The platform is further operable to display a map of the predicted energy consumption as shown in FIGS. 56-59. FIG. 56 shows an electricity spend map zoomed out to show the Continental United States. FIG. 57 shows an electricity spend map zoomed in to the region level. The area, electrical spend summation, electrical spend count, electrical spend average, electrical spend minimum, and electrical spend maximum are listed in a table. FIG. 58 shows an electricity spend map zoomed in to the district level. The state, area, electrical spend summation, electrical spend count, electrical spend average, electrical spend minimum, and electrical spend maximum are listed in a table. FIG. 59 shows an electricity spend map zoomed in to the neighborhood level. The zoomed in map is a satellite image showing houses in a particular neighborhood. The electrical spend summation, electrical spend count, electrical spend average, electrical spend minimum, and electrical spend maximum are listed in a table. The electrical spend for each house is shown above the house.
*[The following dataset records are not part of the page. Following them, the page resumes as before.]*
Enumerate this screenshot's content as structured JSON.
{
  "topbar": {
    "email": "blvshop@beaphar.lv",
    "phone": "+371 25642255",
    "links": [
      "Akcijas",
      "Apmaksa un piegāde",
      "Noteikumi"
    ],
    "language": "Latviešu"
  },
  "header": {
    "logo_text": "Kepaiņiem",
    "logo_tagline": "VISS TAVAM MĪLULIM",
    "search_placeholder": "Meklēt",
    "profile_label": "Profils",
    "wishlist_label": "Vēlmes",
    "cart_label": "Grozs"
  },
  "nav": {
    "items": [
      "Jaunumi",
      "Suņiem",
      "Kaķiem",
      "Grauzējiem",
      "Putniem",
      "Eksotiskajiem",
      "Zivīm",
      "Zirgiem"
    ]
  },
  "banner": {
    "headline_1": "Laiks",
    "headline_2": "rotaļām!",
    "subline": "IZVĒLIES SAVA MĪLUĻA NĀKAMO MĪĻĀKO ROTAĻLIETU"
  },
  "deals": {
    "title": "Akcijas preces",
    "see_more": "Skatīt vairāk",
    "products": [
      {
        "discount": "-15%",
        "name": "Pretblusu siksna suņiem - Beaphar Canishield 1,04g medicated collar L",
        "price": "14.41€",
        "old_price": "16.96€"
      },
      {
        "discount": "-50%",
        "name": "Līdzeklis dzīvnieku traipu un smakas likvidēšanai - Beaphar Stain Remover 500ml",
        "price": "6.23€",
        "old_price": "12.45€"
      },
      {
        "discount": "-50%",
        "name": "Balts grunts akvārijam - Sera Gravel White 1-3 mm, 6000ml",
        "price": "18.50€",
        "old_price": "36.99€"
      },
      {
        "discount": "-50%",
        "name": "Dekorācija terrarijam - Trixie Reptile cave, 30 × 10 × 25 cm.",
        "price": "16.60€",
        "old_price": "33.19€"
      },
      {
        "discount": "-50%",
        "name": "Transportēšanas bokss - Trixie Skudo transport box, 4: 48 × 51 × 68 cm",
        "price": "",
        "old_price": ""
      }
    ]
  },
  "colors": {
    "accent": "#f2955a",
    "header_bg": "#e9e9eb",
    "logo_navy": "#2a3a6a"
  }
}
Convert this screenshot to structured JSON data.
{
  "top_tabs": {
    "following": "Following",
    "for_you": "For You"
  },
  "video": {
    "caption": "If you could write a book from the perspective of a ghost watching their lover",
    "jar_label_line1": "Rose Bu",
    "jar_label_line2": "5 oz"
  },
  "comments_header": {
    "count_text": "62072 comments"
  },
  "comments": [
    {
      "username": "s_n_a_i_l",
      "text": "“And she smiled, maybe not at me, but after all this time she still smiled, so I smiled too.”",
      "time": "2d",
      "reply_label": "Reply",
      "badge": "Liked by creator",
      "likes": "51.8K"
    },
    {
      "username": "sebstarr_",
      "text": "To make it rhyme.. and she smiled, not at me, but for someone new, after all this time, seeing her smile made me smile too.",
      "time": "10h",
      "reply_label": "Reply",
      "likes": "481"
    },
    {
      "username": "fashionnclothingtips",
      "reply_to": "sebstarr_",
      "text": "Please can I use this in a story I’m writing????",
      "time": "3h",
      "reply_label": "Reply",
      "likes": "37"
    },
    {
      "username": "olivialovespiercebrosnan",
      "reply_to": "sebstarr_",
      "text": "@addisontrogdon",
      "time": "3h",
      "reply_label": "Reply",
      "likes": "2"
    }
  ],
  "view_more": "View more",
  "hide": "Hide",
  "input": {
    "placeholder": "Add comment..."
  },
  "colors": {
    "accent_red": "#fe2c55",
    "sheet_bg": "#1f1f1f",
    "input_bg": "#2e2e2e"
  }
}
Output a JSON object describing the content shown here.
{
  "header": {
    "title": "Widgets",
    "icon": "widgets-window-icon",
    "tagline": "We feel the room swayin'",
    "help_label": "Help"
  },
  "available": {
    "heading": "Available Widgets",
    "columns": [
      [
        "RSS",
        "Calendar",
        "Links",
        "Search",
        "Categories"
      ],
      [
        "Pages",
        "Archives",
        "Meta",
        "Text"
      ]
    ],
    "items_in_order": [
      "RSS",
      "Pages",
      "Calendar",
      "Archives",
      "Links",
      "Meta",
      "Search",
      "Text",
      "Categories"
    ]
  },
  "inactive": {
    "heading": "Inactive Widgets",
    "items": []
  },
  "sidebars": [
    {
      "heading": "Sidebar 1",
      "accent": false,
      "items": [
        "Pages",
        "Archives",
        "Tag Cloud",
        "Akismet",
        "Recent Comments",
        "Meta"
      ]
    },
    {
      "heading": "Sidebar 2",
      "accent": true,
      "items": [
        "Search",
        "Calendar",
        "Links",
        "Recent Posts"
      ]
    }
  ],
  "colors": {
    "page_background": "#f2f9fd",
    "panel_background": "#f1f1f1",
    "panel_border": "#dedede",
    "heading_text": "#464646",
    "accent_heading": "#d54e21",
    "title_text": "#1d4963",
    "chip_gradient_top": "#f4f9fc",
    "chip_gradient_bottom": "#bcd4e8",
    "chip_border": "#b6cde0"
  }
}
In Level 2 (L2) of the present invention, the system receives user inputs that associate at least one grid element with their corresponding user profile. The grid elements include but are not limited to power transfer switches, wind meters, utility meters, battery discharge controllers, tenant sub-meters, solar meters, power distribution units (PDUs), appliance switches, electric vehicle charging stations, distributed energy resources (DERs), transfer switches, electric vehicle batteries, inverters, controllable loads, weather stations, and/or HVAC environments. For example, the system may receive an indication or selection inputs from a user regarding a present or future interest in, or action for installing and operating of, solar panels to their roof for the location associated with their corresponding user profile; this change and the user's preferences or profile regarding the solar panels is saved in the database.
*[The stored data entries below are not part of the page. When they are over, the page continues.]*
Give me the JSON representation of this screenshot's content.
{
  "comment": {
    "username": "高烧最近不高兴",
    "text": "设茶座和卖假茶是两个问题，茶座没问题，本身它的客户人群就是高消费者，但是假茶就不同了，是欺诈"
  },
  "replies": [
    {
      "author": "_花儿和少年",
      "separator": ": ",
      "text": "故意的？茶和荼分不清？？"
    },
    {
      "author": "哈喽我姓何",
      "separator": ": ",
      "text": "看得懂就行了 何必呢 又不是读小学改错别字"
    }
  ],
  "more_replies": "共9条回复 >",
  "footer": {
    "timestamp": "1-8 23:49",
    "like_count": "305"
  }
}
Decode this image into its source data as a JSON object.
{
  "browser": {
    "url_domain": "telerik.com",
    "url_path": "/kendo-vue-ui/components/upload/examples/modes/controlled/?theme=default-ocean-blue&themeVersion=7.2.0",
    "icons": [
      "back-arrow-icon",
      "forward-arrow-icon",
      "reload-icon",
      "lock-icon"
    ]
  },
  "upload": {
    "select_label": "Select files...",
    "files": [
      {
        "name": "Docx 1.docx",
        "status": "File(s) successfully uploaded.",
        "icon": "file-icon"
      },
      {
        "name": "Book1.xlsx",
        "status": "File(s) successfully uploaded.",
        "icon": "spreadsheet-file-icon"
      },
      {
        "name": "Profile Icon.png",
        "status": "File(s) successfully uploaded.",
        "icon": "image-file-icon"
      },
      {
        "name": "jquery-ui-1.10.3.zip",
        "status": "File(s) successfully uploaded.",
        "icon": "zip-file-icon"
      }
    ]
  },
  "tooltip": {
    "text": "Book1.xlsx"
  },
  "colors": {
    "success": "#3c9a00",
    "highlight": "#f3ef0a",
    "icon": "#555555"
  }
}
In Level 3 (L3) of present invention, the at least one utility or market participant and its partners (e.g., vendors) utilize the EnergyNet platform to identify sales opportunities based on data in the database. Data that is anonymized or permission-based access to data from user profiles may be used to provide insights on inefficient devices, defective devices, or devices that require updating to meet current standards. User profile data may also be used to identify related sales opportunities. For example, if energy consumption patterns suggest that the user may be very interested in personal energy conservation, then sales efforts could be directed toward that individual concerning products related to that lifestyle. This information can be used by the utility or its partners to provide incentives to users to buy newer, updated devices, or obtain maintenance for existing devices. The user is given the option to opt out of having his user profile used for sales and marketing efforts, or for regulating energy conservation. The user profile makes use of open standards (such as the CPExchange standard) that specify a privacy model with the user profile. The use of consumption patterns in this manner is governed by national, state, or local privacy laws and regulations.
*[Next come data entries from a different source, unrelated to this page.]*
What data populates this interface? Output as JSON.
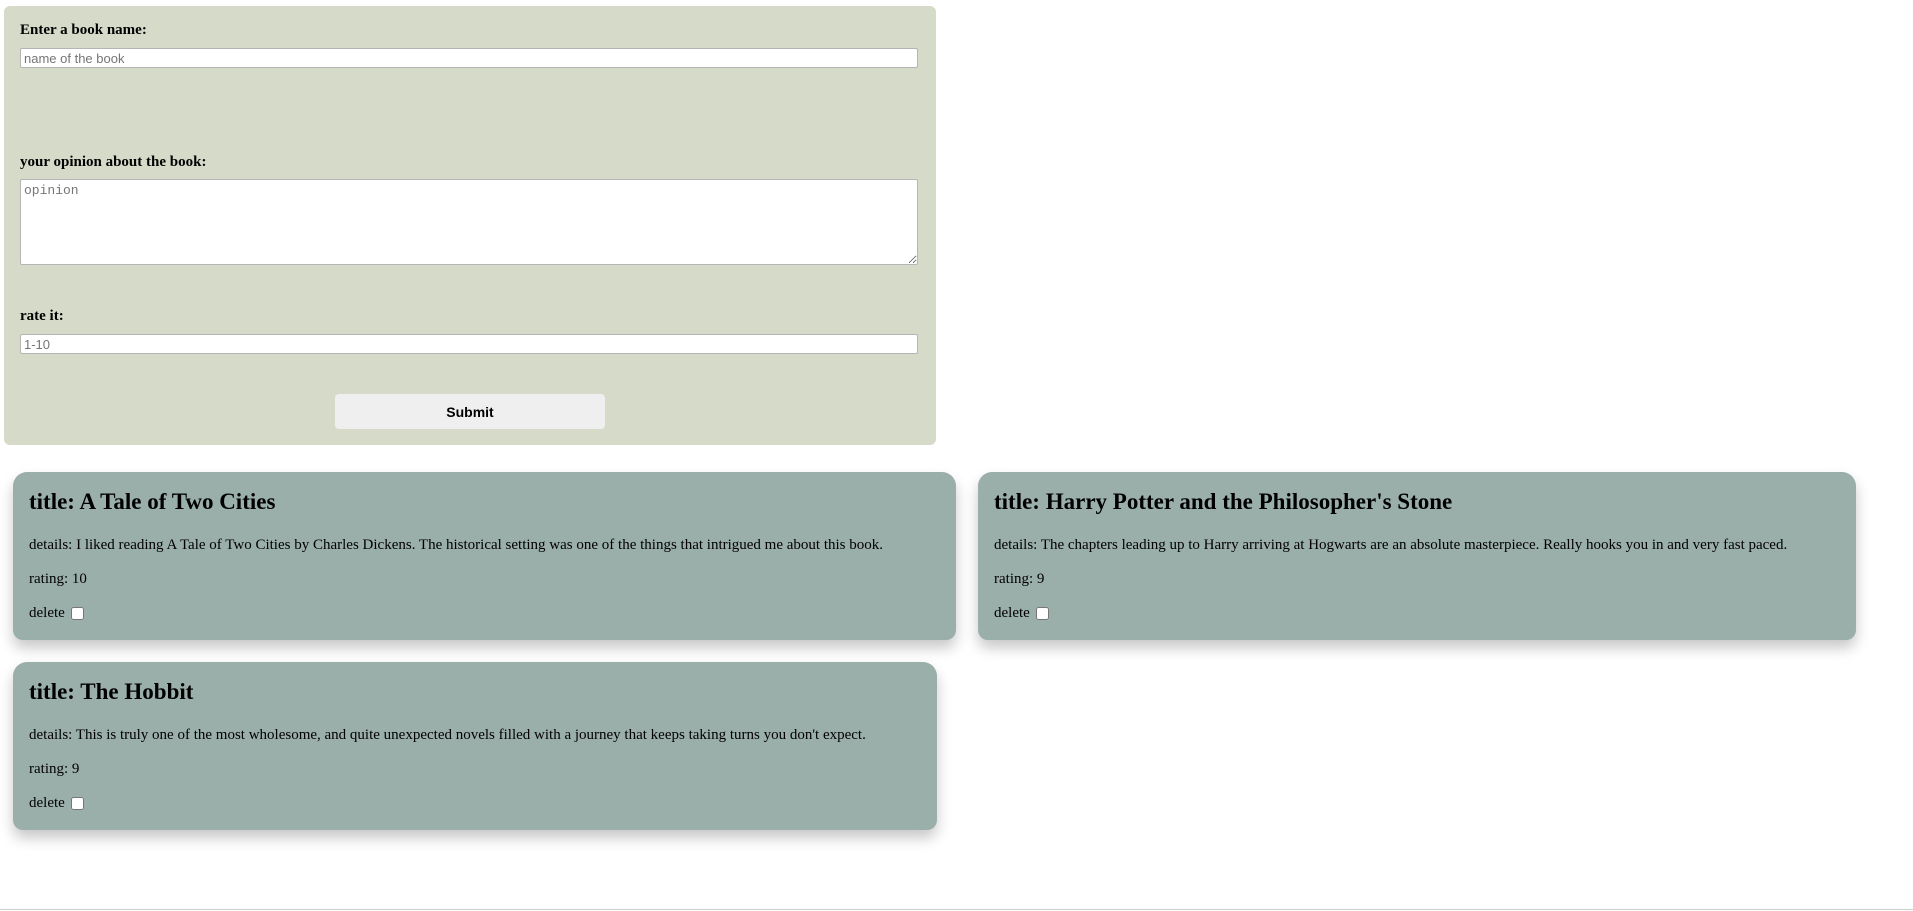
{
  "form": {
    "book_name_label": "Enter a book name:",
    "book_name_placeholder": "name of the book",
    "book_name_value": "",
    "opinion_label": "your opinion about the book:",
    "opinion_placeholder": "opinion",
    "opinion_value": "",
    "rate_label": "rate it:",
    "rate_placeholder": "1-10",
    "rate_value": "",
    "submit_label": "Submit"
  },
  "books": [
    {
      "title": "title: A Tale of Two Cities",
      "details": "details: I liked reading A Tale of Two Cities by Charles Dickens. The historical setting was one of the things that intrigued me about this book.",
      "rating": "rating: 10",
      "delete_label": "delete"
    },
    {
      "title": "title: Harry Potter and the Philosopher's Stone",
      "details": "details: The chapters leading up to Harry arriving at Hogwarts are an absolute masterpiece. Really hooks you in and very fast paced.",
      "rating": "rating: 9",
      "delete_label": "delete"
    },
    {
      "title": "title: The Hobbit",
      "details": "details: This is truly one of the most wholesome, and quite unexpected novels filled with a journey that keeps taking turns you don't expect.",
      "rating": "rating: 9",
      "delete_label": "delete"
    }
  ],
  "colors": {
    "form_background": "#d6dac9",
    "card_background": "#9bafaa",
    "button_background": "#efefef"
  }
}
A further embodiment of using user profiles to identify sales opportunities involves the use of device information to create incentives for users to replace inefficient devices. By identifying the known characteristics and/or behavior of devices within a service point, the invention identifies those users who may benefit from replacement of those devices. The invention estimates a payback period for replacement. This information is used by the utility or its partners to create redemptions, discounts, and campaigns to persuade users to replace their devices.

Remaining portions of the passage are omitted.